Each article recaps what came before and adds one layer. By the end you will have a complete, professional testing approach that covers the whole stack.

Summary

  • Automated testing is the practice of verifying code behaviour programmatically so regressions are caught before they reach production.
  • The test pyramid describes three tiers: unit tests (many, fast, isolated), integration tests (some, moderate speed, test component wiring), and end-to-end tests (few, slow, test the full system).

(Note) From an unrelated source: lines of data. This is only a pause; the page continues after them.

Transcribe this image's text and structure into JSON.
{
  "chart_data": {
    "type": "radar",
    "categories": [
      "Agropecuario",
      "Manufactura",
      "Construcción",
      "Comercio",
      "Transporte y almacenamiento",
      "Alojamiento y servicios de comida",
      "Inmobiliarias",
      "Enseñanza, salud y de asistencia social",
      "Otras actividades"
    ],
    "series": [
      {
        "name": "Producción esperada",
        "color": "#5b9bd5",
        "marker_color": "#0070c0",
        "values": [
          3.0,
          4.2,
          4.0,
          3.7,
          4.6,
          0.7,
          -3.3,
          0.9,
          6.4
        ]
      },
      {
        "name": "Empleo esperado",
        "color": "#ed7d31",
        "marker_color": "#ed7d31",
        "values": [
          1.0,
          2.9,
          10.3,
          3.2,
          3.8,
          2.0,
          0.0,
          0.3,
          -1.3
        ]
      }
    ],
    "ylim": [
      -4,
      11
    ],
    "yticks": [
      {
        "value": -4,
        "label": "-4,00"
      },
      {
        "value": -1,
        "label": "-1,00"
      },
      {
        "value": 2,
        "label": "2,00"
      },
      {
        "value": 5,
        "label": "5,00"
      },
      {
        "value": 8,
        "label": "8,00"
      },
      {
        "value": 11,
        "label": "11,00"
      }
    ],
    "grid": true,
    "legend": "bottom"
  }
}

  • Most application confidence comes from a strong unit and integration test base. Inverting the pyramid produces slow, flaky, expensive suites.
  • Django ships with django.test.TestCase, a test HTTP client, and a test runner. No extra dependencies needed to get started.
  • pytest is the ecosystem standard: more concise, better failure output, and a more powerful fixture system. This series covers both unittest and pytest.
  • Good tests are fast, isolated, deterministic, readable, and test behaviour rather than implementation details.
  • Structure every test as Arrange, Act, Assert. One test, one behaviour.
  • Coverage is a useful floor, not a ceiling. Lines executed is not the same as logic verified.